Hopefully in the future the churn of technology will slow down and computers will last longer, but we're literally still near the beginning of the computing revolution, and the computers from 20 years ago are probably a much more enormous delta from today than the computers 20 years from today will be. (And even if a breakthrough proves this untrue, it still seems unlikely that today's boxes will become useless, with how much compute they pack.) And yet despite that, Linux is still dutifully supporting processors as old as 486, even though it's not really that important to be running the latest kernel on a machine that old. That's pretty good, and even if browser updates are difficult on machines that old, I have little doubt that some people will be maintaining them all the way to the 2038 problem where it will get much harder.

Chrome will do the same thing and so will any other browser that honors the HSTS standard in RFC 6797. You probably want to direct your ire at the owner of the website, setting the HSTS header is a positive affirmation by the server that it does not accept insecure connections.

Special attention should be paid to section 12.1 of that RFC:

>If a web application issues an HSTS Policy, then it is implicitly opting into the "no user recourse" approach, whereby all certificate errors or warnings cause a connection termination, with no chance to "fool" users into making the wrong decision and compromising themselves.

This reminds me of Microsoft having a strong incentive to make sure hardware manufacturers write their drivers correctly, because if a bad driver causes problems the average user will blame Microsoft, as they don't know that MS don't write the drivers.

In this situation Firefox are being blamed for correctly implementing the standard and preventing access to the site, when the blame should fall on the site owner for not setting the security up correctly.

Firefox should add to the warning something like this: "The site owner has specified that this error shall not be ignored."

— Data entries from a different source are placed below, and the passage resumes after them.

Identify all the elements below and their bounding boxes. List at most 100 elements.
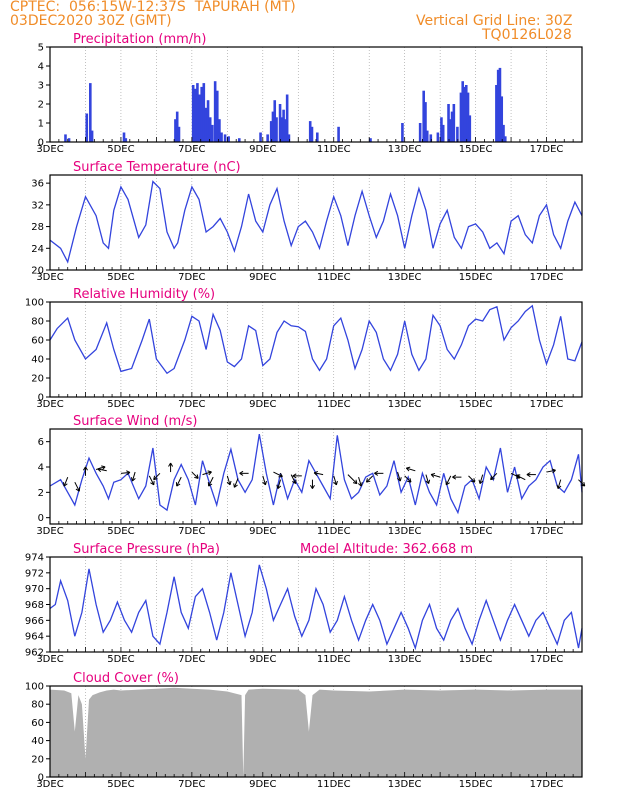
x-tick-label: 5DEC	[107, 272, 134, 283]
x-tick-label: 11DEC	[317, 272, 351, 283]
precip-bar	[463, 86, 466, 142]
y-tick-label: 970	[25, 584, 44, 595]
x-tick-label: 7DEC	[178, 654, 205, 665]
y-tick-label: 0	[38, 513, 44, 524]
x-tick-label: 7DEC	[178, 144, 205, 155]
y-tick-label: 0	[38, 138, 44, 149]
x-tick-label: 3DEC	[36, 526, 63, 537]
x-tick-label: 3DEC	[36, 144, 63, 155]
x-tick-label: 17DEC	[530, 779, 564, 790]
wind-arrowhead	[292, 479, 297, 485]
wind-arrowhead	[313, 470, 319, 476]
header-code: TQ0126L028	[482, 27, 572, 43]
panel-cloud: 0 20 40 60 80 100 3DEC 5DEC 7DEC 9DEC 11DEC 13DEC 15…	[25, 671, 583, 790]
precip-bar	[64, 134, 67, 142]
wind-arrowhead	[374, 470, 379, 476]
precip-bar	[461, 81, 465, 142]
x-tick-label: 11DEC	[317, 654, 351, 665]
wind-arrow	[226, 475, 231, 486]
panel-title: Cloud Cover (%)	[73, 671, 179, 686]
precip-bar	[211, 124, 214, 142]
x-tick-label: 15DEC	[459, 526, 493, 537]
panel-wind: 0 2 4 6 3DEC 5DEC 7DEC 9DEC 11DEC 13DEC 15DEC 17DEC…	[36, 414, 586, 537]
precip-bar	[90, 130, 94, 142]
wind-arrowhead	[168, 462, 174, 467]
x-tick-label: 3DEC	[36, 272, 63, 283]
y-tick-label: 964	[25, 632, 44, 643]
y-tick-label: 2	[38, 488, 44, 499]
x-tick-label: 9DEC	[249, 779, 276, 790]
x-tick-label: 3DEC	[36, 399, 63, 410]
y-tick-label: 974	[25, 553, 44, 564]
x-tick-label: 13DEC	[388, 526, 422, 537]
precip-bar	[213, 81, 217, 142]
x-tick-label: 17DEC	[530, 144, 564, 155]
header-grid-note: Vertical Grid Line: 30Z	[416, 13, 573, 29]
precip-bar	[191, 85, 195, 142]
precip-bar	[227, 136, 230, 142]
wind-arrowhead	[276, 484, 282, 490]
x-tick-label: 17DEC	[530, 654, 564, 665]
precip-bar	[122, 132, 126, 142]
panel-title: Surface Pressure (hPa)	[73, 542, 220, 557]
x-tick-label: 13DEC	[388, 654, 422, 665]
cloud-area	[50, 687, 582, 777]
wind-arrowhead	[490, 475, 495, 481]
wind-arrow	[445, 475, 452, 486]
panel-frame	[49, 301, 583, 398]
y-tick-label: 20	[31, 266, 44, 277]
y-tick-label: 4	[38, 463, 44, 474]
wind-arrowhead	[126, 470, 131, 476]
wind-arrowhead	[365, 478, 371, 483]
x-tick-label: 15DEC	[459, 144, 493, 155]
panel-title: Surface Wind (m/s)	[73, 414, 197, 429]
y-tick-label: 40	[31, 736, 44, 747]
wind-arrowhead	[292, 473, 297, 479]
y-tick-label: 60	[31, 336, 44, 347]
x-tick-label: 9DEC	[249, 399, 276, 410]
wind-arrowhead	[226, 480, 232, 486]
precip-bar	[275, 117, 278, 142]
wind-arrow	[479, 474, 484, 484]
precip-bar	[280, 117, 284, 142]
panel-title: Precipitation (mm/h)	[73, 32, 206, 47]
precip-bar	[425, 130, 429, 142]
wind-arrowhead	[101, 465, 106, 471]
wind-arrowhead	[150, 480, 155, 486]
wind-arrow	[425, 474, 430, 484]
header-station: CPTEC: 056:15W-12:37S TAPURAH (MT)	[10, 0, 296, 15]
temp-line	[49, 180, 583, 264]
wind-arrow	[191, 471, 199, 479]
x-tick-label: 5DEC	[107, 399, 134, 410]
wind-arrowhead	[551, 468, 556, 474]
panel-press: 962 964 966 968 970 972 974 3DEC 5DEC 7DEC 9DEC 11D…	[25, 542, 583, 665]
precip-bar	[266, 134, 269, 142]
wind-arrowhead	[82, 466, 88, 471]
precip-bar	[468, 115, 472, 142]
y-tick-label: 966	[25, 616, 44, 627]
wind-arrow	[290, 474, 297, 484]
wind-arrow	[120, 471, 130, 474]
y-tick-label: 80	[31, 317, 44, 328]
wind-arrowhead	[175, 482, 181, 487]
precip-bar	[259, 132, 262, 142]
precip-bar	[193, 88, 197, 142]
wind-arrow	[358, 476, 362, 487]
y-tick-label: 36	[31, 179, 44, 190]
x-tick-label: 11DEC	[317, 526, 351, 537]
precip-bar	[450, 111, 454, 142]
precip-bar	[436, 132, 440, 142]
wind-arrow	[430, 473, 441, 478]
wind-arrow	[97, 468, 107, 472]
wind-arrow	[347, 474, 358, 484]
precip-bar	[401, 123, 404, 142]
wind-arrowhead	[153, 475, 158, 481]
precip-bar	[503, 136, 507, 142]
precip-bar	[218, 119, 221, 142]
y-tick-label: 3	[38, 81, 44, 92]
precip-bar	[269, 121, 273, 142]
precip-bar	[223, 134, 227, 142]
x-tick-label: 15DEC	[459, 654, 493, 665]
panel-title: Surface Temperature (nC)	[73, 160, 241, 175]
x-tick-label: 11DEC	[317, 144, 351, 155]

The html spec also defines that audio can be set to autoplay and the JS spec allows websites to freely open popups. Yet browsers are able to ignore that in the interest of the user - because they are (supposed to be) user agents not website agents that have to blindly follow what the website says. Browsers are free to not implement user-hostile specs or only implement parts of them and they commonly chose to do so.

Ultimately, protocol specs have no purview over user interaction and can at best recommend the expected behavior. There is nothing wrong with the browser telling the user that this website is expected to be accessed trough TLS with a valid certificate and isn't and to redirect HTTP requests to HTTPS but the spec is no excuse for the browser not letting the user overwrite that policy.

So no, the ire should be directed at the browser because the broser is there to make sure my interest as the user are followed not those of some website owner (or someone making decisions for them like Google for *.dev).

Neither the HTML spec or the JavaScript spec require that audio be auto played or that pop-ups be opened without restriction. HSTS is different in this respect.

I'm sure if you want to hack your browser so that it ignores that header you can, but the idea is that any server sending that header is telling you to go away if the certificate is invalid.

Just remove the offending entry from your HSTS cache: https://security.stackexchange.com/a/154176

Unless they got included in the HSTS preload list, but in that case the website operator very clearly expressed their wishes.

HSTS can be annoying when such things happen but from what I understand the browser is acting properly there. Also I've been able to clear that in Firefox in the past, I think I had to clear all data for the site. I do think that an easier mechanism could be a good thing.